Nick Rotella scientist engineer developer

About This Site

I’ve already fallen waaaaay behind what I was planning in terms of publishing posts on the python robot simulator I was working on, so instead I’m going to make a much easier post so that I actually get something out there. It feels like half the battle of having a blog is getting in the habit of posting regularly, especially on days like today when scrambling to finish a huge post doesn’t sound too appealing.

So, for a the past five years, I’ve actively been avoiding making a personal webpage because I was able to use my lab’s page and because, even though I’d taken a pretty comprehensive (if only surface-level) course in web technologies, I found the task to be daunting. When I finally decided to bite the bullet (apparently this phrase dates from an 1891 novel, never stopped to think about it before) I was faced with the choice of either using my seriously-lapsed web development skills to build something from scratch, or stick with a nice WordPress theme - or so I thought.

It turns out that Github provides free hosting for one static site or Github Page per account! This seemed like a great middle ground because there are plenty of great premade “themes” out there, but in the end this means forking a repo of HTML/CSS/Javascript code which you can customize endlessly while benfitting from version control. Plus, it integrates nicely with my Github profile - which I hope to flesh out with past and future projects - and fits in with my command line-based workflow.
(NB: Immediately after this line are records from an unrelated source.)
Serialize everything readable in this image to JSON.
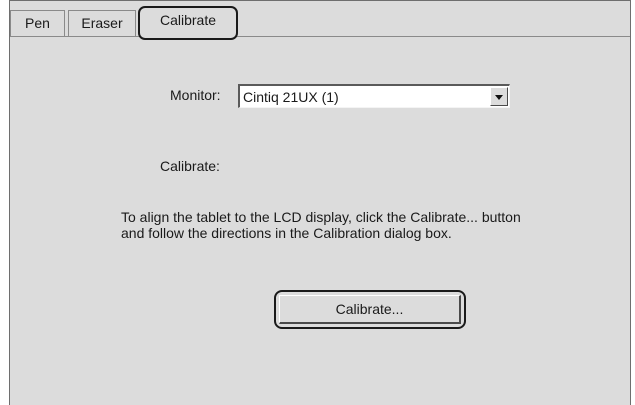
{
  "tabs": [
    {
      "label": "Pen",
      "selected": false
    },
    {
      "label": "Eraser",
      "selected": false
    },
    {
      "label": "Calibrate",
      "selected": true
    }
  ],
  "monitor": {
    "label": "Monitor:",
    "selected_value": "Cintiq 21UX (1)"
  },
  "calibrate": {
    "label": "Calibrate:",
    "instructions_line1": "To align the tablet to the LCD display, click the Calibrate... button",
    "instructions_line2": "and follow the directions in the Calibration dialog box.",
    "button_label": "Calibrate..."
  },
  "colors": {
    "panel_background": "#dcdcdc",
    "highlight_outline": "#1a1a1a"
  }
}
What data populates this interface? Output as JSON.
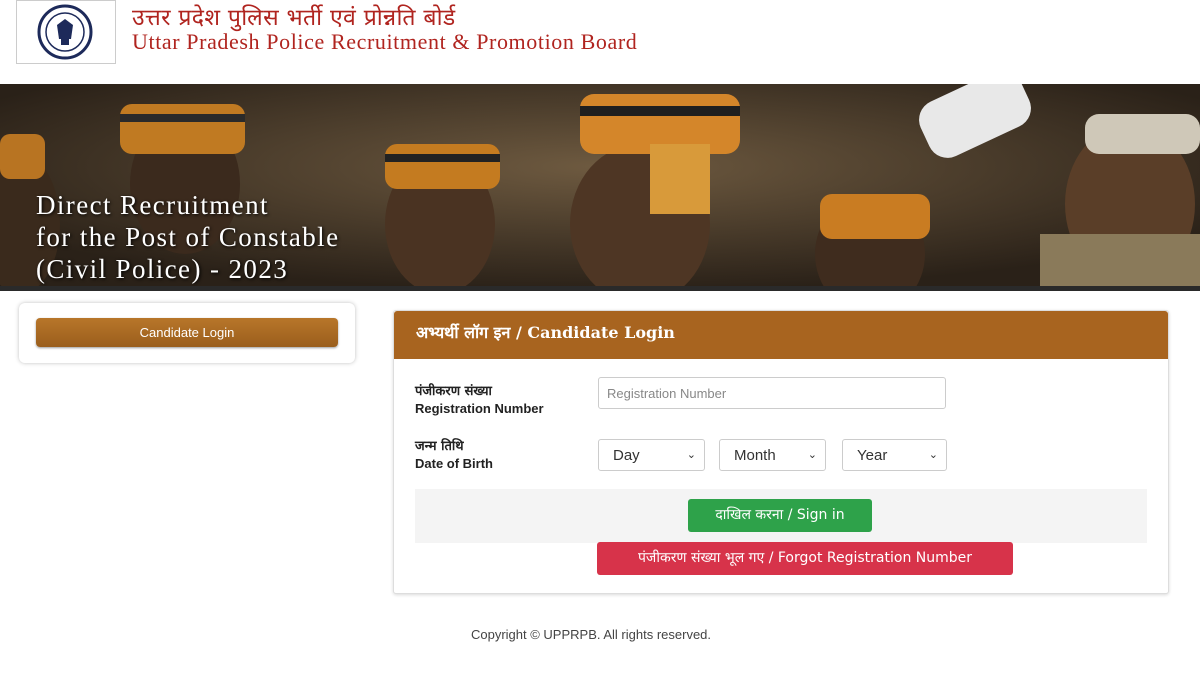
{
  "header": {
    "title_hindi": "उत्तर प्रदेश पुलिस भर्ती एवं प्रोन्नति बोर्ड",
    "title_english": "Uttar Pradesh Police Recruitment & Promotion Board",
    "logo_icon": "up-police-emblem"
  },
  "banner": {
    "line1": "Direct Recruitment",
    "line2": "for the Post of Constable",
    "line3": "(Civil Police) - 2023"
  },
  "sidebar": {
    "candidate_login_label": "Candidate Login"
  },
  "form": {
    "heading": "अभ्यर्थी लॉग इन / Candidate Login",
    "registration_label_hi": "पंजीकरण संख्या",
    "registration_label_en": "Registration Number",
    "registration_placeholder": "Registration Number",
    "dob_label_hi": "जन्म तिथि",
    "dob_label_en": "Date of Birth",
    "day_value": "Day",
    "month_value": "Month",
    "year_value": "Year",
    "signin_label": "दाखिल करना / Sign in",
    "forgot_label": "पंजीकरण संख्या भूल गए / Forgot Registration Number"
  },
  "footer": {
    "copyright": "Copyright © UPPRPB. All rights reserved."
  },
  "colors": {
    "brand_red": "#b0241f",
    "header_brown": "#a8641f",
    "signin_green": "#2ea24a",
    "forgot_red": "#d7334a"
  }
}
Github Pages is also nice because you can draft new web pages by making local pages and using Jekyll, a Ruby-based static site generator. After setup, simply run bundle exec jekyll serve from the root of your webpage repo and navigate to http://localhost:4000/ in a browser to view the changes you’ve made locally! You can even connect to the Jekyll-generated site from a mobile device if you run bundle exec jekyll serve --host= instead, allowing you to develop mobile-friendly webpages.

Speaking of mobile-friendly, you may have noticed that this site is barely so. Instead of sticking with a respondiv etheme based on Bootstrap, I chose to start from the minimalist Lagrange theme and try ton refresh my limited web dev knowledge by manually in more dynamic features (like the morphing top menu). I liked this theme in particular because it was blog-focused and felt less cluttered than some more “modern” themes. It was also easy to integrate Disqus for commenting. Speaking of blog posts, I’m writing these in Markdown which is a nifty little markup language which makes it easy to write without worrying about actually using HTML. It also has support via MathJAX which is essential for an academic/technical site (in fact, the Stack* sites use this for embedding math).

You can do a heck of a lot on your own with HTML, CSS and Javascript, but if you really only care about easily building a mobile-first site then Bootstrap is probably (definitely) the way to go since all the tricky work is done. Maybe I’ll switch themes at some point, but with some minor tweaks I got this site to at least not completely break on mobile (at least on my Android device). And it was a fun process, too!